Please join us for the Raymond H. Kevorkian Annual Armenian Genocide Remembrance Lecture. This event will be held in person and virtually.
In-person: 6275 Bunche Hall, UCLA | Virtual: RSVP via bit.ly/MAH04-21-23
Australian historian and student of genocides, Professor Dirk Moses, recently published a bold and provocative challenge to political and military leaders, as well as the field of genocide studies — The Problems of Genocide: Permanent Security and the Language of Transgression (Cambridge University Press, 2021) — which questions the utility of the concept of genocide, analyzes its harmful effects, and proposes that an alternative concept, permanent security, be used as a more inclusive and effective analytic for crime against civilians.
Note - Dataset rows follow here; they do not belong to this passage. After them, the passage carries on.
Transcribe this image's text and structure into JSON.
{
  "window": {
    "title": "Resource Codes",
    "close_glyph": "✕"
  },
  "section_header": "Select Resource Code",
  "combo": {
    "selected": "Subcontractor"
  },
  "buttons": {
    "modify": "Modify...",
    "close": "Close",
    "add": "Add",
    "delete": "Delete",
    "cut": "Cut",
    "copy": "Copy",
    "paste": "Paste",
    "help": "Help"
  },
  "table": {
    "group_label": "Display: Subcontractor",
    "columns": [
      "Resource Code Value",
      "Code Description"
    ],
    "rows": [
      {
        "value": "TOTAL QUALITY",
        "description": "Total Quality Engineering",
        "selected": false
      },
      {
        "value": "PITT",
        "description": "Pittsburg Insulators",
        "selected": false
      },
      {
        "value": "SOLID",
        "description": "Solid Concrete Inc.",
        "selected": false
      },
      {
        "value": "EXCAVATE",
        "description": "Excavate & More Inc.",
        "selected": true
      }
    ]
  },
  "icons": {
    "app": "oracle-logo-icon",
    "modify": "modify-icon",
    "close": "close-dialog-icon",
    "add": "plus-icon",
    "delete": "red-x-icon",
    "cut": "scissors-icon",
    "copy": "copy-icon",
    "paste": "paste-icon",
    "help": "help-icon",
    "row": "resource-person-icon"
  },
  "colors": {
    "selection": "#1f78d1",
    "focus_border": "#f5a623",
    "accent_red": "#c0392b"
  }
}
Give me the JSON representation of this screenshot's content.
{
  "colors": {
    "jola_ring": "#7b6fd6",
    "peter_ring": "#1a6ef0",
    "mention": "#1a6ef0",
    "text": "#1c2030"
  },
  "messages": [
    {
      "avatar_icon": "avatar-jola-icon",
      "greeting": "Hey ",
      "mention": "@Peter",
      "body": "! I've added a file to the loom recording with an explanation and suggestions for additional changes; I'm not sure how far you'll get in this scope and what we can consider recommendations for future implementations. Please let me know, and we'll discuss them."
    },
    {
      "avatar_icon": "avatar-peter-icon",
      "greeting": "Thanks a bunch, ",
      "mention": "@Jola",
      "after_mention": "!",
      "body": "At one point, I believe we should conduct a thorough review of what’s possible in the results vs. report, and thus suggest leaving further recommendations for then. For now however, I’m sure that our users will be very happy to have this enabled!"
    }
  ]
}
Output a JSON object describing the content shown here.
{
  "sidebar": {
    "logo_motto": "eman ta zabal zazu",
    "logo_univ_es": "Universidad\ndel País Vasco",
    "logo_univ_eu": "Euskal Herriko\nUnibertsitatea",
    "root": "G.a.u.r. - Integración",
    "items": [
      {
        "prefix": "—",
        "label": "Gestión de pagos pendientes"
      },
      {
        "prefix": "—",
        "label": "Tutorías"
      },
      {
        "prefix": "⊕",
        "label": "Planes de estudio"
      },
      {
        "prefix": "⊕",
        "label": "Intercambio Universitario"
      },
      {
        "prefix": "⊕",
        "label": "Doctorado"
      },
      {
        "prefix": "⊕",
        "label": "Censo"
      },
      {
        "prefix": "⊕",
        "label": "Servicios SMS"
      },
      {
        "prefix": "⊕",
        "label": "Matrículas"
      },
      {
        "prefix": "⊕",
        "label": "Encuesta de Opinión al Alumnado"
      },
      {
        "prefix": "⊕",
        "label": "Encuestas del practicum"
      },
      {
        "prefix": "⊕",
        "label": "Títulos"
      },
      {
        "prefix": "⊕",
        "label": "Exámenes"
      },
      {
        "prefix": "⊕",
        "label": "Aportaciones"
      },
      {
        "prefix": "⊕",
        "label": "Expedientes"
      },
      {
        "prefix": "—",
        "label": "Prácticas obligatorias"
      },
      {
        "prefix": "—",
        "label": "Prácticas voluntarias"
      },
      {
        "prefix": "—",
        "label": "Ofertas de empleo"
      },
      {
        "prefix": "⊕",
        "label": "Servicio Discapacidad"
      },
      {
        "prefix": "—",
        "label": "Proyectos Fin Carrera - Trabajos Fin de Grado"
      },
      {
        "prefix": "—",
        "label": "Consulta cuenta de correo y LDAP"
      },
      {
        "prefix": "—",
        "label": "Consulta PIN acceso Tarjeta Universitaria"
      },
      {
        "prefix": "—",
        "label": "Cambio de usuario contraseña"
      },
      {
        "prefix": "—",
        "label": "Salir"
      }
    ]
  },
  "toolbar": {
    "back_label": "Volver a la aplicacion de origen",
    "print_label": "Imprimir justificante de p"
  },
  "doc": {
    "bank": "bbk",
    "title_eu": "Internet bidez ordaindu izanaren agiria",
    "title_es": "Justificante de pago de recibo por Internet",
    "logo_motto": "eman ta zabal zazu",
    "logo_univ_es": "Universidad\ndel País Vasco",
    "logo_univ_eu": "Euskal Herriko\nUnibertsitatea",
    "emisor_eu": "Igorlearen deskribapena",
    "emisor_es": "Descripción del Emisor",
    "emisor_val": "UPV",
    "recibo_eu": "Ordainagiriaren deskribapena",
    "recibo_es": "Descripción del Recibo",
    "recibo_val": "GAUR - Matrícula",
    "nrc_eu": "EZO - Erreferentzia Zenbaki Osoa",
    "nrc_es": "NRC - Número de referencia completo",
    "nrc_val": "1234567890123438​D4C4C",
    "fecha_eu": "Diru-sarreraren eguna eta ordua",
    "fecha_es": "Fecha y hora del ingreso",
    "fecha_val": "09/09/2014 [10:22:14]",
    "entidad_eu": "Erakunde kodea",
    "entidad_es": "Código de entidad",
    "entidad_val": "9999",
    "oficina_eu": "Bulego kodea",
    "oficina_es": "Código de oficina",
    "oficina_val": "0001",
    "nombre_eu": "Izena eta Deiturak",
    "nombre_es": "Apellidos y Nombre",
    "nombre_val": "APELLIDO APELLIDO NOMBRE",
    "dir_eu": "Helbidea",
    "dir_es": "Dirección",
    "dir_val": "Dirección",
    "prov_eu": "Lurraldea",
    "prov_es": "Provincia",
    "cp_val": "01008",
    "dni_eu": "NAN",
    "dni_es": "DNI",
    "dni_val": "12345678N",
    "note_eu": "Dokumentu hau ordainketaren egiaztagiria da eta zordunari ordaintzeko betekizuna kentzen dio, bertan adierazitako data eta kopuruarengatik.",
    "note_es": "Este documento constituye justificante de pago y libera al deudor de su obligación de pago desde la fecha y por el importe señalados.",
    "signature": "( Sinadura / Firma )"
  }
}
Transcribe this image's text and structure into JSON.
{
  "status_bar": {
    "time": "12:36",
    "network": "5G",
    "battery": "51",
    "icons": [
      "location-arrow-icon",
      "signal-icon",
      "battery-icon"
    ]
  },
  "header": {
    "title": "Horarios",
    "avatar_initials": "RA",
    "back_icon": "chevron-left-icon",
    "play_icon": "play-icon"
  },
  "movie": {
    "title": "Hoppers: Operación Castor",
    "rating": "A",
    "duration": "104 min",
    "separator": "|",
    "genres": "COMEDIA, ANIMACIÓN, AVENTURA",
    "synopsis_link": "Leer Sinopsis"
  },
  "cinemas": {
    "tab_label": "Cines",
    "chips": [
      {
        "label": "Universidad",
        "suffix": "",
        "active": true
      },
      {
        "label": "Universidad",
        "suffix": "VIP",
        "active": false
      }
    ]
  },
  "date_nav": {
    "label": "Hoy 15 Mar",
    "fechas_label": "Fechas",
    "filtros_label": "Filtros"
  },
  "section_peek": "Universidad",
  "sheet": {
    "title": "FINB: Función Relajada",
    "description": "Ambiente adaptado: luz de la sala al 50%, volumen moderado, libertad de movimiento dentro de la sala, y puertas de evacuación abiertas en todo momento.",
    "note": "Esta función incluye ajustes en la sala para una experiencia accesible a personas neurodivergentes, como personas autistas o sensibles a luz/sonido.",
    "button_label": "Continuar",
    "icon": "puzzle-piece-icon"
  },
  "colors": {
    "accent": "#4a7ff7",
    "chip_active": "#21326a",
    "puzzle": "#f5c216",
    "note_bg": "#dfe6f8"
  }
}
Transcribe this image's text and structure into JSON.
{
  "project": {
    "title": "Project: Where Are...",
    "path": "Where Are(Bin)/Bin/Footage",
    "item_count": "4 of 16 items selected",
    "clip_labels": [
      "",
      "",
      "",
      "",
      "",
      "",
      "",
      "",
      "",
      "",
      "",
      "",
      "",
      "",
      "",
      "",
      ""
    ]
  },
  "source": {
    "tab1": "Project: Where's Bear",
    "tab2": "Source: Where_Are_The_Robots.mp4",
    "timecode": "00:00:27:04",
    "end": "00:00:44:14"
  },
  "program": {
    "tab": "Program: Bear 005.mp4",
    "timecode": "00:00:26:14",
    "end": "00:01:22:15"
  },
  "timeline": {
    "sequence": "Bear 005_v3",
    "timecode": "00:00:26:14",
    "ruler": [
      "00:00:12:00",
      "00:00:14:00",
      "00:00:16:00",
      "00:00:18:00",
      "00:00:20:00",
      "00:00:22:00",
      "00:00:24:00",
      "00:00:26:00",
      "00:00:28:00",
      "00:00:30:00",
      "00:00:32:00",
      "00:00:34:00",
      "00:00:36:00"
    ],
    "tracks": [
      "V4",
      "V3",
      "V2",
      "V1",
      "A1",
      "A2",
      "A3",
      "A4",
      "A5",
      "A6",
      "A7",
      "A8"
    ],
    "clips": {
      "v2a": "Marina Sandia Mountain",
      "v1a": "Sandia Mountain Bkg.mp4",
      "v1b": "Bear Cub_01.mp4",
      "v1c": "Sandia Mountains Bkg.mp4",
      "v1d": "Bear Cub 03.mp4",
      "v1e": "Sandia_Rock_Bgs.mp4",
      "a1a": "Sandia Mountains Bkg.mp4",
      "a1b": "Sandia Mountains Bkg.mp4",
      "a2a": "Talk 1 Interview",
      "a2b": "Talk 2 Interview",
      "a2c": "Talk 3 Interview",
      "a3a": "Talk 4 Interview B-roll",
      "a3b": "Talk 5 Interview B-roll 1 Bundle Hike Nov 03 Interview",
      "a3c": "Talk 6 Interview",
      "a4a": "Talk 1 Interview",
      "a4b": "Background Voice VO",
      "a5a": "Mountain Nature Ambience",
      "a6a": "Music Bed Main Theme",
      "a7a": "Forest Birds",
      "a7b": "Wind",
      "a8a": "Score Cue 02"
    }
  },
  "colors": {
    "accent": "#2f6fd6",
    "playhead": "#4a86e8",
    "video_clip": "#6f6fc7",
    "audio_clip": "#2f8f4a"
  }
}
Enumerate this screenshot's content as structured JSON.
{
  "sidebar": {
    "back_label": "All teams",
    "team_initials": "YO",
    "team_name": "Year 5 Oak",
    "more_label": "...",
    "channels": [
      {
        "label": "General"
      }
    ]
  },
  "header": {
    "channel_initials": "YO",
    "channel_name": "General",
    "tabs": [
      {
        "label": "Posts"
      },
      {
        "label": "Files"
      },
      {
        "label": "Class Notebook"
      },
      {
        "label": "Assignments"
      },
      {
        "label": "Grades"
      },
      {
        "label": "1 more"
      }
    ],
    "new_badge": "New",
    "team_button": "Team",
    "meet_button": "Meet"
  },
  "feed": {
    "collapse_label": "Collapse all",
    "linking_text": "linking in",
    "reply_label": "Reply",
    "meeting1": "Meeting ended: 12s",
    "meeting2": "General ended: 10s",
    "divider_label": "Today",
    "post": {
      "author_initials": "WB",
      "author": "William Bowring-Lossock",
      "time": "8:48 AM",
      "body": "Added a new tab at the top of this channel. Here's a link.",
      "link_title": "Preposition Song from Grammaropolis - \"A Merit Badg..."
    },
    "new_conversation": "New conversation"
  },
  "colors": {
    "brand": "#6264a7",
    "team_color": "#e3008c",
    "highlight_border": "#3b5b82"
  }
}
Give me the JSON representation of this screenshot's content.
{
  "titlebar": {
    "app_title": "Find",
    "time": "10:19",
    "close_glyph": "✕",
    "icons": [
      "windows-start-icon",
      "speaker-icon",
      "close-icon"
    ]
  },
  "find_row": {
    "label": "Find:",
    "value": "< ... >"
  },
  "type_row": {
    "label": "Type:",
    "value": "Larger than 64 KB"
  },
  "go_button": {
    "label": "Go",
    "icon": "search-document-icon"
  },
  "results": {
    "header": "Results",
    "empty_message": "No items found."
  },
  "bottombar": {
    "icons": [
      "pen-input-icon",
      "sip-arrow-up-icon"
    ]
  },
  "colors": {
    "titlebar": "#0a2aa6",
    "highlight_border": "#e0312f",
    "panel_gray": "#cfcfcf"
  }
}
Genocide leaves too much out, for example, aerial bombing, and lets states, notably Western countries, off the hook by allowing arguments made from military necessity. Professor Ron Suny, emeritus of the University of Chicago and the University of Michigan — and author of a major study of the massacres and deportations committed by the Ottoman Turks in 1915, “They Can Live in the Desert But Nowhere Else”: A History of the Armenian Genocide (Princeton University Press, 2015) — uses the insights of Moses’ work to take a fresh look at the Armenian tragedy and how it provides another lens to look at the concept of genocide.